Refefer / fastxml

FastXML / PFastXML / PFastreXML - Implementation of Extreme Multi-label Classification

Geek Repo:Geek Repo

Github PK Tool:Github PK Tool

TypeError: Object of type 'int64' is not JSON serializable during trainer.save('bah')

ljmartin opened this issue · comments

Hi,
Looking forward to using FastXML. This is not quite a bug, but it might be worth handling? Just thought I'd report it in case anyone else comes across it.

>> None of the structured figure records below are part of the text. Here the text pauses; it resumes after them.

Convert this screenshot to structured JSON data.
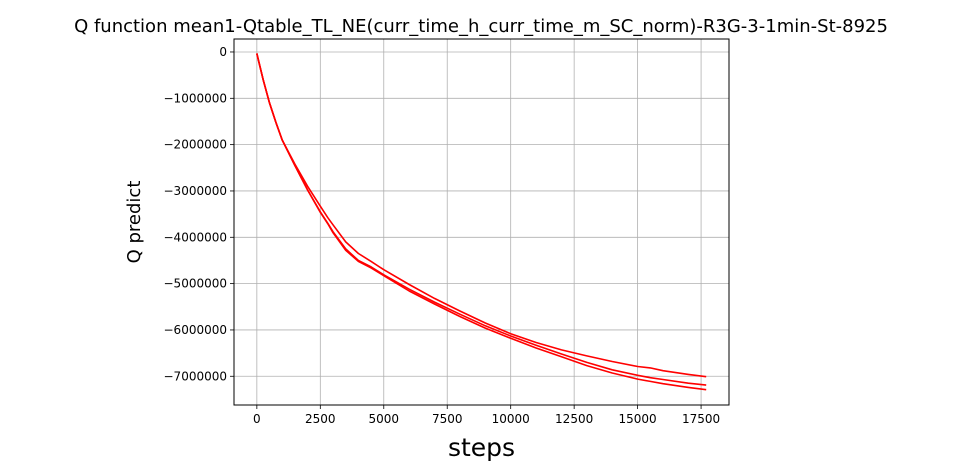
{
  "chart_data": {
    "type": "line",
    "title": "Q function mean1-Qtable_TL_NE(curr_time_h_curr_time_m_SC_norm)-R3G-3-1min-St-8925",
    "xlabel": "steps",
    "ylabel": "Q predict",
    "xlim": [
      -900,
      18600
    ],
    "ylim": [
      -7620000,
      280000
    ],
    "xticks": [
      0,
      2500,
      5000,
      7500,
      10000,
      12500,
      15000,
      17500
    ],
    "yticks": [
      0,
      -1000000,
      -2000000,
      -3000000,
      -4000000,
      -5000000,
      -6000000,
      -7000000
    ],
    "xtick_labels": [
      "0",
      "2500",
      "5000",
      "7500",
      "10000",
      "12500",
      "15000",
      "17500"
    ],
    "ytick_labels": [
      "0",
      "−1000000",
      "−2000000",
      "−3000000",
      "−4000000",
      "−5000000",
      "−6000000",
      "−7000000"
    ],
    "grid": true,
    "series_color": "#ff0000",
    "series": [
      {
        "x": [
          0,
          250,
          500,
          750,
          1000,
          1500,
          2000,
          2500,
          2800,
          3000,
          3500,
          4000,
          4500,
          5000,
          6000,
          7000,
          8000,
          9000,
          10000,
          11000,
          12000,
          13000,
          14000,
          15000,
          15500,
          16000,
          17000,
          17700
        ],
        "y": [
          -30000,
          -600000,
          -1100000,
          -1520000,
          -1900000,
          -2420000,
          -2900000,
          -3330000,
          -3580000,
          -3730000,
          -4100000,
          -4350000,
          -4520000,
          -4700000,
          -5020000,
          -5320000,
          -5590000,
          -5850000,
          -6080000,
          -6270000,
          -6430000,
          -6560000,
          -6680000,
          -6790000,
          -6820000,
          -6880000,
          -6960000,
          -7010000
        ]
      },
      {
        "x": [
          0,
          250,
          500,
          750,
          1000,
          1500,
          2000,
          2500,
          2800,
          3000,
          3500,
          4000,
          4500,
          5000,
          6000,
          7000,
          8000,
          9000,
          10000,
          11000,
          12000,
          13000,
          14000,
          15000,
          15500,
          16000,
          17000,
          17700
        ],
        "y": [
          -30000,
          -600000,
          -1100000,
          -1520000,
          -1900000,
          -2450000,
          -2980000,
          -3450000,
          -3700000,
          -3880000,
          -4250000,
          -4500000,
          -4640000,
          -4810000,
          -5120000,
          -5400000,
          -5660000,
          -5910000,
          -6130000,
          -6330000,
          -6520000,
          -6700000,
          -6860000,
          -6980000,
          -7030000,
          -7070000,
          -7150000,
          -7190000
        ]
      },
      {
        "x": [
          0,
          250,
          500,
          750,
          1000,
          1500,
          2000,
          2500,
          2800,
          3000,
          3500,
          4000,
          4500,
          5000,
          6000,
          7000,
          8000,
          9000,
          10000,
          11000,
          12000,
          13000,
          14000,
          15000,
          15500,
          16000,
          17000,
          17700
        ],
        "y": [
          -30000,
          -600000,
          -1100000,
          -1520000,
          -1900000,
          -2450000,
          -2980000,
          -3460000,
          -3710000,
          -3900000,
          -4280000,
          -4520000,
          -4660000,
          -4830000,
          -5160000,
          -5440000,
          -5710000,
          -5960000,
          -6180000,
          -6390000,
          -6580000,
          -6770000,
          -6930000,
          -7060000,
          -7110000,
          -7160000,
          -7240000,
          -7290000
        ]
      }
    ]
  }
}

JSON doesn't take numpy data types, so Y has to be changed to int when converting from numpy labels.
This is my setup:

from fastxml import Trainer, Inferencer
from sklearn.datasets import make_multilabel_classification

X, Y = make_multilabel_classification(n_classes=10, n_labels=1,
                                      allow_unlabeled=True,
                                      random_state=1)

X = [X[i].astype('float32') for i in range(X.shape[0])]
X_sparse = [csr_matrix(b) for b in X]

##This line will lead to trainer.save('bah') failing
Y_list = [list(np.where(i==1)[0]) for i in Y]

##This line converts the values to ints, and then trainer.save('bah') will work down the line
Y_list = [[int(k) for k in list(np.where(i==1)[0])] for i in Y]

trainer = Trainer(n_trees=10, n_jobs=1)
trainer.fit(X_sparse, Y_list)

trainer.save('bah')

Thanks for the find; good ol' Numpy.. I'll make a note in the README that labels need to be JSON serializable.